Para la fe católica, la muerte no es simplemente el final biológico, sino la separación del alma inmortal del cuerpo terreno. Marca el final de nuestro peregrinar en la tierra, pero no de nuestra existencia: el alma continúa hacia el juicio y, si estamos en gracia, hacia la resurrección y la vida eterna.
Desde el punto de vista médico y práctico, reconocer el momento de la muerte no siempre es sencillo. Antiguamente se definía por la parada cardiorrespiratoria: si el corazón dejaba de latir y los pulmones de moverse, se consideraba que la persona había muerto. Sin embargo, con los avances de la medicina —como los ventiladores mecánicos— es posible mantener el corazón y los pulmones funcionando temporalmente, incluso si el daño es reversible.

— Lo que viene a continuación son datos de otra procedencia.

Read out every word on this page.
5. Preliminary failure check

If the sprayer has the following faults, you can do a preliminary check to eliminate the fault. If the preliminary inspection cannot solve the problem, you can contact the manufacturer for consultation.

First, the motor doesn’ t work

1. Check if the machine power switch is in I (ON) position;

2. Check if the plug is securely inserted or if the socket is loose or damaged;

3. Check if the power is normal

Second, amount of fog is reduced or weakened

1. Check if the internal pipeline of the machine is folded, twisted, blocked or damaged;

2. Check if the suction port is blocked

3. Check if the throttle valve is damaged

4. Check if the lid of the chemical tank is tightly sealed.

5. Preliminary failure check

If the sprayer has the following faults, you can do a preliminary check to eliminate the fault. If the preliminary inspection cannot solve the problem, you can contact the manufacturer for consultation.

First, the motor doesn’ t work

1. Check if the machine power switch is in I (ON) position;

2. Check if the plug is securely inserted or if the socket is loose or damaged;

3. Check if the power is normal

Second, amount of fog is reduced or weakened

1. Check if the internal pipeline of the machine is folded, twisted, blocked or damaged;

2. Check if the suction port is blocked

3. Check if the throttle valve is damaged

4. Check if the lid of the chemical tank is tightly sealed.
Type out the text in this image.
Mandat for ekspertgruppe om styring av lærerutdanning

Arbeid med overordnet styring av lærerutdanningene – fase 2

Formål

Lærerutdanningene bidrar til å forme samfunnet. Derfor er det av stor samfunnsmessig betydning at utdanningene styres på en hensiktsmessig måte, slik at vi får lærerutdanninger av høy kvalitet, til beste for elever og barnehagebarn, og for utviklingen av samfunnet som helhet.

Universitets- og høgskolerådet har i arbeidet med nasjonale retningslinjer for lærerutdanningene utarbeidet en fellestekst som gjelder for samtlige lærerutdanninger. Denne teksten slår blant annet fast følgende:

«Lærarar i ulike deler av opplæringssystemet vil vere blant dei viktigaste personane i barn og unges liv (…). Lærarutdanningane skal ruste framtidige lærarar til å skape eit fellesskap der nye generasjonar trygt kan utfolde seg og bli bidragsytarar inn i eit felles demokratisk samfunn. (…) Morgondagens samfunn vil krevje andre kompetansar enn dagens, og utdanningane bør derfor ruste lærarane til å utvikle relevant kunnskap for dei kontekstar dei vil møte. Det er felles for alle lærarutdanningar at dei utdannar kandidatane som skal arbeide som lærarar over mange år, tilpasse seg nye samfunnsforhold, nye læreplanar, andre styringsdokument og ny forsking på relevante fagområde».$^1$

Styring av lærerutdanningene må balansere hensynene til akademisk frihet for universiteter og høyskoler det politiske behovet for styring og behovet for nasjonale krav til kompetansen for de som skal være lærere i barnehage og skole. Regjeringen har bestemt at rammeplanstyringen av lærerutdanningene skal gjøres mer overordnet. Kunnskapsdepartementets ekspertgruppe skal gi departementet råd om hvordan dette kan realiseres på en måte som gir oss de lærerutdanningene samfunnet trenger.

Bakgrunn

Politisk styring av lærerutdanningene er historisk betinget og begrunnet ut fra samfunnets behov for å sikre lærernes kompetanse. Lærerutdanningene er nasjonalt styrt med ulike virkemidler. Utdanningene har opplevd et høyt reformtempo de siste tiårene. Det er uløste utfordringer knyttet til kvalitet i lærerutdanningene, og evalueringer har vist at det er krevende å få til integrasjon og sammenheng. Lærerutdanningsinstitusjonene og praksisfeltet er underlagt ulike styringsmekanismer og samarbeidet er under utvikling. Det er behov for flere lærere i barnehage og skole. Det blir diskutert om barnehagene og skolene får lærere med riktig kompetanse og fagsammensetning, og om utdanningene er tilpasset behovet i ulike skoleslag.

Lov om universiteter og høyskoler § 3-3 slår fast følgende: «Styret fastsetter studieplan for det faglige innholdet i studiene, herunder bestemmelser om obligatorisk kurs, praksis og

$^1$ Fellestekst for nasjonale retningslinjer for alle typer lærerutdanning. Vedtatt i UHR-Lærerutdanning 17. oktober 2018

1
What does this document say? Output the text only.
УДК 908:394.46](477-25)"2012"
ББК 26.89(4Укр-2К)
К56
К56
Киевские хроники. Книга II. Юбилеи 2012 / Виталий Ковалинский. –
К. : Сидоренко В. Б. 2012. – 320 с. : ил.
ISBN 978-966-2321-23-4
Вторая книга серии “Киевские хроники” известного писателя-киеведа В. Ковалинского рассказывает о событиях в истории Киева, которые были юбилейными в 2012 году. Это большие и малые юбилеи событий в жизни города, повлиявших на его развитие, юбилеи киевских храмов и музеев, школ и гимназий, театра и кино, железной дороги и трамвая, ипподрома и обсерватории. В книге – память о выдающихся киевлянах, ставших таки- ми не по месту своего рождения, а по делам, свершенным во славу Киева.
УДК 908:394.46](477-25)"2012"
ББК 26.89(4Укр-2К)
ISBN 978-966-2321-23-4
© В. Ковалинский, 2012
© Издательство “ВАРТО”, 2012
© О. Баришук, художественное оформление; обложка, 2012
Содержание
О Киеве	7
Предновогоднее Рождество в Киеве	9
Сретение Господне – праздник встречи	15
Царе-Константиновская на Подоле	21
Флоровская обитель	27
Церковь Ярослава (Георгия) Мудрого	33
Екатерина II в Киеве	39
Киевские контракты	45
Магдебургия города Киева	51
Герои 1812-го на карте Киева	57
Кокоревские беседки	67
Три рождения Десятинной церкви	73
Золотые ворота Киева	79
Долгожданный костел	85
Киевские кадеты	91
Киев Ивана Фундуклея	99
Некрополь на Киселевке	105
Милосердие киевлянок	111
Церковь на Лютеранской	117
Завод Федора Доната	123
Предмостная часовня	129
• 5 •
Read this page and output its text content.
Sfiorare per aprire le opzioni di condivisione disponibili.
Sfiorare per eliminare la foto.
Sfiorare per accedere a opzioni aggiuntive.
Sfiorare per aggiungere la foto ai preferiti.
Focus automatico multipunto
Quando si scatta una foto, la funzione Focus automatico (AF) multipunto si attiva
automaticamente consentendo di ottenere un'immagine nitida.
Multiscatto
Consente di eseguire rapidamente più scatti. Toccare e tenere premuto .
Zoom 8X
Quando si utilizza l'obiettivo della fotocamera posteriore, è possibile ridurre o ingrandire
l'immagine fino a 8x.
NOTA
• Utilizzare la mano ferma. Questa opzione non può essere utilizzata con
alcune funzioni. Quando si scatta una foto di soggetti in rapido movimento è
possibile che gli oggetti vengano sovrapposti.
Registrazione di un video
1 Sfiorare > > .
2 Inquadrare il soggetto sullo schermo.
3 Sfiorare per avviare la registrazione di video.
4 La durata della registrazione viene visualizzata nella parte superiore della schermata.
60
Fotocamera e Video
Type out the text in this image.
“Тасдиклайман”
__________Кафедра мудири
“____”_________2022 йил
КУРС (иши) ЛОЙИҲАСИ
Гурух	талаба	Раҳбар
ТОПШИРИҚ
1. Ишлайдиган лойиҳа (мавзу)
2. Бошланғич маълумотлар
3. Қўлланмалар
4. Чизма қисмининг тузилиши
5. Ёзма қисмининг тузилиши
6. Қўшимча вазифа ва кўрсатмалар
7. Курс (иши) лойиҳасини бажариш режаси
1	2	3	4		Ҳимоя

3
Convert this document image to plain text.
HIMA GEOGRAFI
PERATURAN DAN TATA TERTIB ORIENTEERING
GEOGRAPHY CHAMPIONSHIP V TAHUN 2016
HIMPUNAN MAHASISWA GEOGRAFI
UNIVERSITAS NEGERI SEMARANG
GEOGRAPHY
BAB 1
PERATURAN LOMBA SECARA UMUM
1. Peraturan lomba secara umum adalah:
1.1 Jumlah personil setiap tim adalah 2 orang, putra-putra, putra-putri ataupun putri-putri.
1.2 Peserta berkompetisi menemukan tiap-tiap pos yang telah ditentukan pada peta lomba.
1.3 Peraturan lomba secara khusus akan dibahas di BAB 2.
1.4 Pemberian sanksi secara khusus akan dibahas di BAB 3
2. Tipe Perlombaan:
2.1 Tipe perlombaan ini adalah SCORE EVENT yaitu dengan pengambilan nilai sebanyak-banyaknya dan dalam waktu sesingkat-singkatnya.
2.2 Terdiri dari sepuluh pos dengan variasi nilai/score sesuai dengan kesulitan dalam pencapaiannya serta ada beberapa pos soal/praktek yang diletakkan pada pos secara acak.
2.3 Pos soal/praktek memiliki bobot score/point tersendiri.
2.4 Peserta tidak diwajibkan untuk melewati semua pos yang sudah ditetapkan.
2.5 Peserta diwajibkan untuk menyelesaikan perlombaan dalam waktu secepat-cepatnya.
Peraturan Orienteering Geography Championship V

Hoy, la ciencia y la Iglesia aceptan como criterio válido la muerte neurológica o cerebral: la pérdida irreversible de todas las funciones del cerebro, cerebelo y tronco cerebral. Cuando esto ocurre, aunque el corazón y los pulmones sigan funcionando con o sin asistencia, la persona ha muerto.
La Iglesia no dicta qué máquinas usar ni cómo certificar técnicamente la muerte; confía en que los médicos actúen con certeza moral y rigor científico. Tanto Pío XII como San Juan Pablo II subrayaron que el papel de la medicina es reconocer los signos biológicos que indican que la unidad cuerpo–alma ya se ha roto, aunque no podamos ver el momento exacto en que el alma parte.
Este criterio neurológico es también clave para la donación de órganos, que la Iglesia considera un acto de amor y generosidad, siempre que se confirme la muerte de forma moral y médica. Mientras el cerebro esté vivo, los médicos lucharán por salvar al paciente; pero si el cerebro ha muerto, aunque haya signos mecánicos en el cuerpo, la persona ya ha partido hacia Dios.